Montségur

Accès
Après FOIX, prendre la D117 vers Lavelanet
Bifurquer ensuite soit à Nalzen soit à Les Chaubets

 

Stèle commémorative
située dans le fameux

Prat dels Crémats

 

 

A 1207m. d’altitude, agrippées à un piton rocheux, le "pog ", les ruines de Monségur apparaissent après une longue montée par un sentier aménagé. On voit d'abord de la forteresse un grand mur rectiligne de 40m. de longueur, troué en son milieu par l’ouverture d’une porte monumentale.

Premier mystère : la porte placée au point le plus bas, le plus accessible, n’avait aucune protection, ni extérieure, ni intérieure ; pourquoi cette faiblesse ?

Passée la porte, on se trouve dans un espace clos de hautes murailles, comme un vaisseau en forme de pentagone, de surface extrêmement réduite (700m2 environ).

Deuxième mystère : où ont vécu ces centaines de cathares qui habitaient Monségur ?

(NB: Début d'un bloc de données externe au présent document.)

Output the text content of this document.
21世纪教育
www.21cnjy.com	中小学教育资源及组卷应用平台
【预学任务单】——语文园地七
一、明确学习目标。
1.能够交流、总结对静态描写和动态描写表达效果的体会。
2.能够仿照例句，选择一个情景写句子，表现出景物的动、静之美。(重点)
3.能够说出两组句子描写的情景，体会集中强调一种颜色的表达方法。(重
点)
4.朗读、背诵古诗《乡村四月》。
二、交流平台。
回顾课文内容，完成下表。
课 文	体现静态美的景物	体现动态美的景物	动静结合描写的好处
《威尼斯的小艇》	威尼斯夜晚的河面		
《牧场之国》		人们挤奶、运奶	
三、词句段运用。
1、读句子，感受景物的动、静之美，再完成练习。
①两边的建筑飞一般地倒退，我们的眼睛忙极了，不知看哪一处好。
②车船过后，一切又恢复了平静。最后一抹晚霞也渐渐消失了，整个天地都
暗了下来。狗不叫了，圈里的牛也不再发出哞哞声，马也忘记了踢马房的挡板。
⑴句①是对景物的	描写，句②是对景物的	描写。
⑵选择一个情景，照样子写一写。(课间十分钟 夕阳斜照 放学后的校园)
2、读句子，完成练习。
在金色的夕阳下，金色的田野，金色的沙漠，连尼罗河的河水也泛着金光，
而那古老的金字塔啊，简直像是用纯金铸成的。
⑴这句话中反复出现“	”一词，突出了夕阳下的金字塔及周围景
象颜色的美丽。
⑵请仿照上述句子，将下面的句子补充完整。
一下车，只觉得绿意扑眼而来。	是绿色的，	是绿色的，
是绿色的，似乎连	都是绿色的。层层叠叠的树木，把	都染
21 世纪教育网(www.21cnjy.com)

La muraille opposée à celle de l’entrée est également percée d’une porte de dimensions moindres mais respectables, et tout aussi vulnérable..

De l’intérieur, trois escaliers montent aux chemins de ronde. Tous ces passages sont étroits et peu pratiques pour y circuler librement – comme il est indispensable lors d’une attaque militaire – Le donjon rectangulaire se dresse sur la partie la plus élevée du pog et domine le reste de la construction de 6 à 8 mètres. Mais pourquoi l’avoir construit en bout de l’enceinte et non à l’intérieur ? Aucune porte ne permettait l’accès au donjon à partir de la salle intérieure.

Monségur est une succession d’énigmes et parmi les multiples hypothèses avancées par les écrivains qui se sont intéressés à la citadelle cathare, on peut retenir celles-ci :

Les historiens, même de bonne foi, manquent de sources fiables et la légende s’est emparée de Montségur.